When trees speak and the birds hear: Affective Politics of more-than-human dreamworlds

18 Jun 2025, 16:45

Description

While there has been burgeoning engagement with emotions in global politics, this has not led to a recognition of emotional relations beyond the state and human. Is political agency the sole province of human beings? Or can trees, birds and lakes tell their own stories and enact another politics? The uncritical acceptance of humans as the only wise (if wayward) protagonists of global politics is rooted in colonialism and its enduring legacies in contemporary discourses of extinction, conservation, and rewilding. What stories and sites of affective politics go missing in the historical treatment of humans as the sole protagonists of global politics?

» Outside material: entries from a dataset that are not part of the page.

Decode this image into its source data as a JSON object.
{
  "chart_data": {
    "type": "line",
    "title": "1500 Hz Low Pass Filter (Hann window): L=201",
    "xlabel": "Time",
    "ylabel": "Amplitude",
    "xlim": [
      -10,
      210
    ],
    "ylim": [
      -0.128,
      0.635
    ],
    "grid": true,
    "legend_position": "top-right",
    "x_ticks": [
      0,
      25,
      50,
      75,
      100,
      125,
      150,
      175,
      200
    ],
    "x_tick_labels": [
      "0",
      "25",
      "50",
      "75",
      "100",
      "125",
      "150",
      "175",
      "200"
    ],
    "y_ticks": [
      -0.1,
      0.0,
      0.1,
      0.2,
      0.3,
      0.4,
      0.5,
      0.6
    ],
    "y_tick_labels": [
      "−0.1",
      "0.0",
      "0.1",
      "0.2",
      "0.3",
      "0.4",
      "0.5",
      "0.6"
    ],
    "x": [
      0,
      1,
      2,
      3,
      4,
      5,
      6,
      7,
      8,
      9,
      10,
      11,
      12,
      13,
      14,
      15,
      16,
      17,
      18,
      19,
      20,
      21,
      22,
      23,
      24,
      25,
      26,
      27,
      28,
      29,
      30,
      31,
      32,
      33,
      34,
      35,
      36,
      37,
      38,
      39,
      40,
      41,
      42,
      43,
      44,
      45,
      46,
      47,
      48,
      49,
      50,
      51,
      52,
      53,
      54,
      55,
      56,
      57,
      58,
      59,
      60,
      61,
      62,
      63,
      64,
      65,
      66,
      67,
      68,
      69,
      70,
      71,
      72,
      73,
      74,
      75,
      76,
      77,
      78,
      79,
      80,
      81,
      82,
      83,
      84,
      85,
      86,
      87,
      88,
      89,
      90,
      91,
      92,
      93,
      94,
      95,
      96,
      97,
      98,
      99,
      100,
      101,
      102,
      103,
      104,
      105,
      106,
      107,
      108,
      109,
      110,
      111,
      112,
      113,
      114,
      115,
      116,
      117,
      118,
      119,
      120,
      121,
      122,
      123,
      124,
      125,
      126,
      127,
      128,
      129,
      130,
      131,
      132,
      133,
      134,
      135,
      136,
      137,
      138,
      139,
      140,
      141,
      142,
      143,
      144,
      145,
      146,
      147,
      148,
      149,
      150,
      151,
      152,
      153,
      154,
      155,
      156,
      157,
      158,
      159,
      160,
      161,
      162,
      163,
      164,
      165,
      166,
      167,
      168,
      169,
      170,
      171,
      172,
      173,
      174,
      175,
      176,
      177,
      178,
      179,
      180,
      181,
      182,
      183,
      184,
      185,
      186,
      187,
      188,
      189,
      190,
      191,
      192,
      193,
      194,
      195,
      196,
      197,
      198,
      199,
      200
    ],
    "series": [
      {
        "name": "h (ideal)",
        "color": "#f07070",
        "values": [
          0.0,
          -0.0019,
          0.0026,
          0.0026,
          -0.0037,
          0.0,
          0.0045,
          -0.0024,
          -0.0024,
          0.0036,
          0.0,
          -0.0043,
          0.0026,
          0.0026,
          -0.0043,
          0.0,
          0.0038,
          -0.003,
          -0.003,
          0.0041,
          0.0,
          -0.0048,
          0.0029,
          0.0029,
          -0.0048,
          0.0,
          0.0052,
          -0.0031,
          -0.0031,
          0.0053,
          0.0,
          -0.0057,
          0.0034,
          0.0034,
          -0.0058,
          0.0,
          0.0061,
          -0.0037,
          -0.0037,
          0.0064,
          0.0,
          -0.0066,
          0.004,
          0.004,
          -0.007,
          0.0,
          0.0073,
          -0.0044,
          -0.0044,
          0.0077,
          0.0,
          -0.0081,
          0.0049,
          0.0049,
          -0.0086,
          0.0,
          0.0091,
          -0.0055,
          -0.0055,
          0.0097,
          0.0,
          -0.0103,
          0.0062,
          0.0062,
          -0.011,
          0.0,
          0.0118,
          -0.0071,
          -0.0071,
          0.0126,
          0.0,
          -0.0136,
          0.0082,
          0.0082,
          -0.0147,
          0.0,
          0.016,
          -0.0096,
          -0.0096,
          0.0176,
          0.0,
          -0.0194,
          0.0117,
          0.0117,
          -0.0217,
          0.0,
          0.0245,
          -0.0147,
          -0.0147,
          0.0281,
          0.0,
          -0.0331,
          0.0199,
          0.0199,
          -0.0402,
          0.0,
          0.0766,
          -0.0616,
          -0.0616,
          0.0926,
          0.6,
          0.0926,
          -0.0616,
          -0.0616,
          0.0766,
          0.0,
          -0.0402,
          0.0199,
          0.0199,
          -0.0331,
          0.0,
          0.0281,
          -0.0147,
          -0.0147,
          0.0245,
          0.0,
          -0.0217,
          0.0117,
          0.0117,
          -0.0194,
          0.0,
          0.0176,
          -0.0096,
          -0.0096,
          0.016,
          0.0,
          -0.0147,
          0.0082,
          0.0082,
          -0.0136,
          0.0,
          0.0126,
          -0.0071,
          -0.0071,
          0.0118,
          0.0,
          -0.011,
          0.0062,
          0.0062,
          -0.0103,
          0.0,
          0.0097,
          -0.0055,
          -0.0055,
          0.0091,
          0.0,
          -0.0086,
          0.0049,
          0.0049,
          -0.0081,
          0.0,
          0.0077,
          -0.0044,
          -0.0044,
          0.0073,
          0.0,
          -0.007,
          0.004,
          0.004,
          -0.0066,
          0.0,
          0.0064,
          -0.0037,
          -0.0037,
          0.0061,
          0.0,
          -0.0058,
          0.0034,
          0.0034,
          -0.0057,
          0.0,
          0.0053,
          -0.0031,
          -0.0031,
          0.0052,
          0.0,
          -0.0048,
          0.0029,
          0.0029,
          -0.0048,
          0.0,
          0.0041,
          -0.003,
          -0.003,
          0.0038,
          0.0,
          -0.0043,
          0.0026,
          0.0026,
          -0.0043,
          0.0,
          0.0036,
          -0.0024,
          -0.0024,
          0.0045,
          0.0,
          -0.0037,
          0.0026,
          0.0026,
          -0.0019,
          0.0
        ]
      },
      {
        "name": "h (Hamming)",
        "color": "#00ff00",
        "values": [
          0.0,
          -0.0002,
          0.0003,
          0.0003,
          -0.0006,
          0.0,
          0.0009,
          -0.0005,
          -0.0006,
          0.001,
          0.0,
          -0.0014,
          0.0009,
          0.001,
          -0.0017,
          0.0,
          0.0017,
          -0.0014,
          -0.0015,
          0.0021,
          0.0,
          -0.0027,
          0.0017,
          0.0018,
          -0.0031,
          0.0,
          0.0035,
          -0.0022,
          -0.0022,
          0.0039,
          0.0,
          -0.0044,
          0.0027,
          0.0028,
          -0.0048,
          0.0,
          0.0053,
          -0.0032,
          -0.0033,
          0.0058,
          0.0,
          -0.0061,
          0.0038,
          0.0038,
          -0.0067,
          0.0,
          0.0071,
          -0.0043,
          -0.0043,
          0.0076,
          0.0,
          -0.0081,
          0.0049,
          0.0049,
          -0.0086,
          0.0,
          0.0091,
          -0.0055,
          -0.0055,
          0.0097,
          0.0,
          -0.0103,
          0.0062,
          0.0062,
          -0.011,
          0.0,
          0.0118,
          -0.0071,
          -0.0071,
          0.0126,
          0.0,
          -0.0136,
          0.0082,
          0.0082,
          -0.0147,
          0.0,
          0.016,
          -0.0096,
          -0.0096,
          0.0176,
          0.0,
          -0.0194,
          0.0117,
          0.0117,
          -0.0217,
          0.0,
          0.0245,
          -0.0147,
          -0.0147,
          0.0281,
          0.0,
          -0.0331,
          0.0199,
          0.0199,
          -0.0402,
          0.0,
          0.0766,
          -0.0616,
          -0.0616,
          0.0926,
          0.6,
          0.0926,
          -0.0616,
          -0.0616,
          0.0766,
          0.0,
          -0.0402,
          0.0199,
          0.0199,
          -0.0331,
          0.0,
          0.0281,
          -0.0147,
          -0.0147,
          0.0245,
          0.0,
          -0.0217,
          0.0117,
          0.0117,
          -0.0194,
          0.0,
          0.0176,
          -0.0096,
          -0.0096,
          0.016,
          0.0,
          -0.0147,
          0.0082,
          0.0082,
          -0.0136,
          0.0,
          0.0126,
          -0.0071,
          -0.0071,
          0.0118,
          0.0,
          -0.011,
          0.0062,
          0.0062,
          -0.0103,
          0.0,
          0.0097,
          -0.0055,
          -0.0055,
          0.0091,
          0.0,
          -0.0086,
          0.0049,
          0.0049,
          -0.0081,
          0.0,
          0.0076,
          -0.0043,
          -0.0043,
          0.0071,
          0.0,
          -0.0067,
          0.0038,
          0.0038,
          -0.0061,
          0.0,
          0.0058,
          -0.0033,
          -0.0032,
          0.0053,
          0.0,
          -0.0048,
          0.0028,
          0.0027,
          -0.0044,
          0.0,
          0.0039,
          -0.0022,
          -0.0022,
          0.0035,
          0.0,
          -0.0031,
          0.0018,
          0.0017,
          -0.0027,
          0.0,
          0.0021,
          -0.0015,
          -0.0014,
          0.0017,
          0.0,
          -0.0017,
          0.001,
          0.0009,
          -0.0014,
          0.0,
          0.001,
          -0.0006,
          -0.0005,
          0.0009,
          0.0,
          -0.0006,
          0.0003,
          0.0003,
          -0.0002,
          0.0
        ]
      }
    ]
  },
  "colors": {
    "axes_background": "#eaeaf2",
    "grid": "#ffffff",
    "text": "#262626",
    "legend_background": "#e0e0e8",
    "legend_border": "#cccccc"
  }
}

Reading fictional accounts of emotional relations and recovering situated stories of more-than-human flourishing; including migrations of endangered bird-species and the role of trees as witnesses and keepers of relations to place for displaced/dispossessed populations, this paper presses closer to the affective labour of more-than-human protagonists in repairing relational attachments to make a case for an affective politics which recognises more-than-human dreamworlds and forms of mutualism which emerge even in the wake of loss. Transcending mainstream approaches, this paper calls for paying attention to the affective entanglements between more-than-human agents in rebuilding and reimagining sociopolitical worlds amid widespread destruction, for cultivating an alternative politics of flourishing.